O golpe evidenciou a manipulação de Maité Reina del Portugal Escudero, que foi presa após uma investigação judicial comprovar a ação criminosa. Segundo informações explanadas pelo Infobae, aproximadamente 54 lotes foram vendidos, com área aproximada de 500 metros quadrados. Para se desfazer com facilidades dos terrenos, o valor médio do negócio girava em torno de R$ 1,1 mil.
Venda de terreno do governo
Com o intuito de não levantar suspeitas em um primeiro momento, a criminosa oferecia documentos e esboços das áreas à venda, mostrando uma certa legalidade por detrás de suas ações. Conforme o Estado, estima-se que cerca de 30 famílias foram afetadas. Isso porque, além de terem pago pelos lotes, iniciaram obras de construção.
Como o caso foi descoberto?
Atuando na maior naturalidade, a mulher foi pega após funcionários do governo entrarem no local para iniciar os trabalhos preparatórios, uma vez que as autoridades planejavam desenvolver um projeto com aproximadamente 300 unidades de habitação social. Contudo, ao chegarem na região, constataram a existência de pessoas morando ou construindo suas próprias residências.
Diante da situação controversa, o governo apresentou uma queixa judicial, datada em 2 de março. Para entender a complexidade da movimentação de Maité Reina del Portugal Escudero, o terreno colocado à venda abrange cerca de 12 quarteirões. Por sua vez, o crime está sendo investigado pelo promotor Leandro Estrada, que tenta entender a possibilidade de haver novas pessoas envolvidas no esquema.

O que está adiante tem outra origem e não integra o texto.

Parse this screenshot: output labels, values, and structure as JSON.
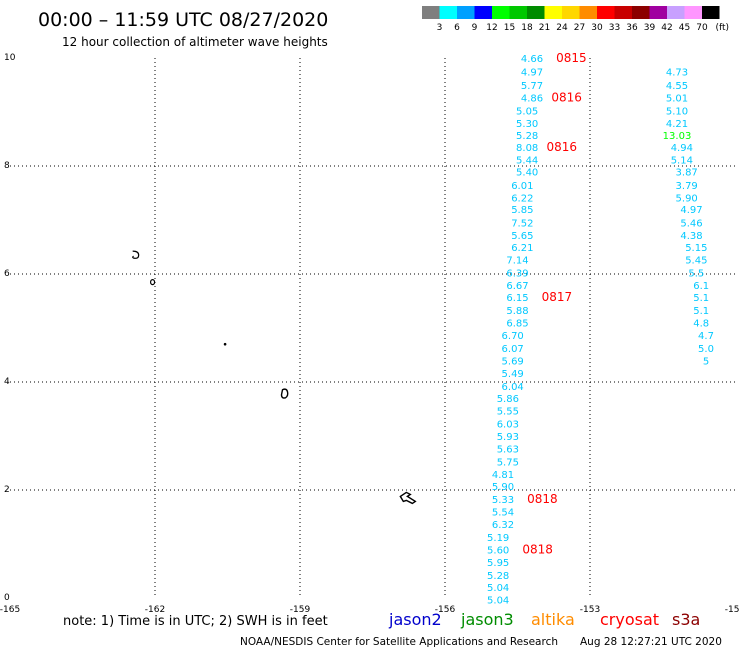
{
  "header": {
    "title": "00:00 – 11:59 UTC 08/27/2020",
    "subtitle": "12 hour collection of altimeter wave heights"
  },
  "legend": {
    "unit": "(ft)",
    "bins": [
      {
        "label": "3",
        "color": "#7f7f7f"
      },
      {
        "label": "6",
        "color": "#00ffff"
      },
      {
        "label": "9",
        "color": "#00a0ff"
      },
      {
        "label": "12",
        "color": "#0000ff"
      },
      {
        "label": "15",
        "color": "#00ff00"
      },
      {
        "label": "18",
        "color": "#00c800"
      },
      {
        "label": "21",
        "color": "#008c00"
      },
      {
        "label": "24",
        "color": "#ffff00"
      },
      {
        "label": "27",
        "color": "#ffd700"
      },
      {
        "label": "30",
        "color": "#ff8c00"
      },
      {
        "label": "33",
        "color": "#ff0000"
      },
      {
        "label": "36",
        "color": "#c80000"
      },
      {
        "label": "39",
        "color": "#8c0000"
      },
      {
        "label": "42",
        "color": "#a000a0"
      },
      {
        "label": "45",
        "color": "#c8a0ff"
      },
      {
        "label": "70",
        "color": "#ff96ff"
      },
      {
        "label": "",
        "color": "#000000"
      }
    ]
  },
  "footer": {
    "note": "note: 1) Time is in UTC; 2) SWH is in feet",
    "credit": "NOAA/NESDIS Center for Satellite Applications and Research",
    "timestamp": "Aug 28 12:27:21 UTC 2020",
    "satellites": [
      {
        "name": "jason2",
        "color": "#0000cc"
      },
      {
        "name": "jason3",
        "color": "#008c00"
      },
      {
        "name": "altika",
        "color": "#ff8c00"
      },
      {
        "name": "cryosat",
        "color": "#ff0000"
      },
      {
        "name": "s3a",
        "color": "#8c0000"
      }
    ]
  },
  "chart_data": {
    "type": "scatter",
    "xlim": [
      -165,
      -150
    ],
    "ylim": [
      0,
      10
    ],
    "x_ticks": [
      "-165",
      "-162",
      "-159",
      "-156",
      "-153",
      "-150"
    ],
    "y_ticks": [
      "0",
      "2",
      "4",
      "6",
      "8",
      "10"
    ],
    "grid": true,
    "colors": {
      "track": "#00c8ff",
      "track_high": "#00ff00",
      "time": "#ff0000",
      "island": "#000000"
    },
    "tracks": [
      {
        "points": [
          {
            "lon": -154.2,
            "lat": 10.0,
            "v": "4.66"
          },
          {
            "lon": -154.2,
            "lat": 9.75,
            "v": "4.97"
          },
          {
            "lon": -154.2,
            "lat": 9.5,
            "v": "5.77"
          },
          {
            "lon": -154.2,
            "lat": 9.27,
            "v": "4.86"
          },
          {
            "lon": -154.3,
            "lat": 9.03,
            "v": "5.05"
          },
          {
            "lon": -154.3,
            "lat": 8.8,
            "v": "5.30"
          },
          {
            "lon": -154.3,
            "lat": 8.57,
            "v": "5.28"
          },
          {
            "lon": -154.3,
            "lat": 8.35,
            "v": "8.08"
          },
          {
            "lon": -154.3,
            "lat": 8.12,
            "v": "5.44"
          },
          {
            "lon": -154.3,
            "lat": 7.9,
            "v": "5.40"
          },
          {
            "lon": -154.4,
            "lat": 7.65,
            "v": "6.01"
          },
          {
            "lon": -154.4,
            "lat": 7.42,
            "v": "6.22"
          },
          {
            "lon": -154.4,
            "lat": 7.2,
            "v": "5.85"
          },
          {
            "lon": -154.4,
            "lat": 6.95,
            "v": "7.52"
          },
          {
            "lon": -154.4,
            "lat": 6.72,
            "v": "5.65"
          },
          {
            "lon": -154.4,
            "lat": 6.5,
            "v": "6.21"
          },
          {
            "lon": -154.5,
            "lat": 6.27,
            "v": "7.14"
          },
          {
            "lon": -154.5,
            "lat": 6.03,
            "v": "6.39"
          },
          {
            "lon": -154.5,
            "lat": 5.8,
            "v": "6.67"
          },
          {
            "lon": -154.5,
            "lat": 5.57,
            "v": "6.15"
          },
          {
            "lon": -154.5,
            "lat": 5.33,
            "v": "5.88"
          },
          {
            "lon": -154.5,
            "lat": 5.1,
            "v": "6.85"
          },
          {
            "lon": -154.6,
            "lat": 4.87,
            "v": "6.70"
          },
          {
            "lon": -154.6,
            "lat": 4.63,
            "v": "6.07"
          },
          {
            "lon": -154.6,
            "lat": 4.4,
            "v": "5.69"
          },
          {
            "lon": -154.6,
            "lat": 4.17,
            "v": "5.49"
          },
          {
            "lon": -154.6,
            "lat": 3.93,
            "v": "6.04"
          },
          {
            "lon": -154.7,
            "lat": 3.7,
            "v": "5.86"
          },
          {
            "lon": -154.7,
            "lat": 3.47,
            "v": "5.55"
          },
          {
            "lon": -154.7,
            "lat": 3.23,
            "v": "6.03"
          },
          {
            "lon": -154.7,
            "lat": 3.0,
            "v": "5.93"
          },
          {
            "lon": -154.7,
            "lat": 2.77,
            "v": "5.63"
          },
          {
            "lon": -154.7,
            "lat": 2.53,
            "v": "5.75"
          },
          {
            "lon": -154.8,
            "lat": 2.3,
            "v": "4.81"
          },
          {
            "lon": -154.8,
            "lat": 2.07,
            "v": "5.90"
          },
          {
            "lon": -154.8,
            "lat": 1.83,
            "v": "5.33"
          },
          {
            "lon": -154.8,
            "lat": 1.6,
            "v": "5.54"
          },
          {
            "lon": -154.8,
            "lat": 1.37,
            "v": "6.32"
          },
          {
            "lon": -154.9,
            "lat": 1.13,
            "v": "5.19"
          },
          {
            "lon": -154.9,
            "lat": 0.9,
            "v": "5.60"
          },
          {
            "lon": -154.9,
            "lat": 0.67,
            "v": "5.95"
          },
          {
            "lon": -154.9,
            "lat": 0.43,
            "v": "5.28"
          },
          {
            "lon": -154.9,
            "lat": 0.2,
            "v": "5.04"
          },
          {
            "lon": -154.9,
            "lat": -0.03,
            "v": "5.04"
          }
        ],
        "times": [
          {
            "lon": -153.7,
            "lat": 10.0,
            "label": "0815"
          },
          {
            "lon": -153.8,
            "lat": 9.27,
            "label": "0816"
          },
          {
            "lon": -153.9,
            "lat": 8.35,
            "label": "0816"
          },
          {
            "lon": -154.0,
            "lat": 5.57,
            "label": "0817"
          },
          {
            "lon": -154.3,
            "lat": 1.83,
            "label": "0818"
          },
          {
            "lon": -154.4,
            "lat": 0.9,
            "label": "0818"
          }
        ]
      },
      {
        "points": [
          {
            "lon": -151.2,
            "lat": 9.75,
            "v": "4.73"
          },
          {
            "lon": -151.2,
            "lat": 9.5,
            "v": "4.55"
          },
          {
            "lon": -151.2,
            "lat": 9.27,
            "v": "5.01"
          },
          {
            "lon": -151.2,
            "lat": 9.03,
            "v": "5.10"
          },
          {
            "lon": -151.2,
            "lat": 8.8,
            "v": "4.21"
          },
          {
            "lon": -151.2,
            "lat": 8.57,
            "v": "13.03",
            "high": true
          },
          {
            "lon": -151.1,
            "lat": 8.35,
            "v": "4.94"
          },
          {
            "lon": -151.1,
            "lat": 8.12,
            "v": "5.14"
          },
          {
            "lon": -151.0,
            "lat": 7.9,
            "v": "3.87"
          },
          {
            "lon": -151.0,
            "lat": 7.65,
            "v": "3.79"
          },
          {
            "lon": -151.0,
            "lat": 7.42,
            "v": "5.90"
          },
          {
            "lon": -150.9,
            "lat": 7.2,
            "v": "4.97"
          },
          {
            "lon": -150.9,
            "lat": 6.95,
            "v": "5.46"
          },
          {
            "lon": -150.9,
            "lat": 6.72,
            "v": "4.38"
          },
          {
            "lon": -150.8,
            "lat": 6.5,
            "v": "5.15"
          },
          {
            "lon": -150.8,
            "lat": 6.27,
            "v": "5.45"
          },
          {
            "lon": -150.8,
            "lat": 6.03,
            "v": "5.5"
          },
          {
            "lon": -150.7,
            "lat": 5.8,
            "v": "6.1"
          },
          {
            "lon": -150.7,
            "lat": 5.57,
            "v": "5.1"
          },
          {
            "lon": -150.7,
            "lat": 5.33,
            "v": "5.1"
          },
          {
            "lon": -150.7,
            "lat": 5.1,
            "v": "4.8"
          },
          {
            "lon": -150.6,
            "lat": 4.87,
            "v": "4.7"
          },
          {
            "lon": -150.6,
            "lat": 4.63,
            "v": "5.0"
          },
          {
            "lon": -150.6,
            "lat": 4.4,
            "v": "5"
          }
        ],
        "times": []
      }
    ],
    "islands": [
      {
        "lon": -162.4,
        "lat": 6.35,
        "kind": "ring"
      },
      {
        "lon": -162.05,
        "lat": 5.85,
        "kind": "ring-small"
      },
      {
        "lon": -160.55,
        "lat": 4.7,
        "kind": "dot"
      },
      {
        "lon": -159.3,
        "lat": 3.8,
        "kind": "blob"
      },
      {
        "lon": -156.8,
        "lat": 1.9,
        "kind": "atoll"
      }
    ]
  }
}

Em um primeiro momento, a prefeitura confirmou a prisão, tendo em vista a necessidade de impedir que a autora interferisse nas investigações. No entanto, as vítimas que adquiriram os lotes tentam encontrar uma solução para reaver o dinheiro investido. Por fim, parcela dos envolvidos insiste ainda em conseguir a regularização das terras.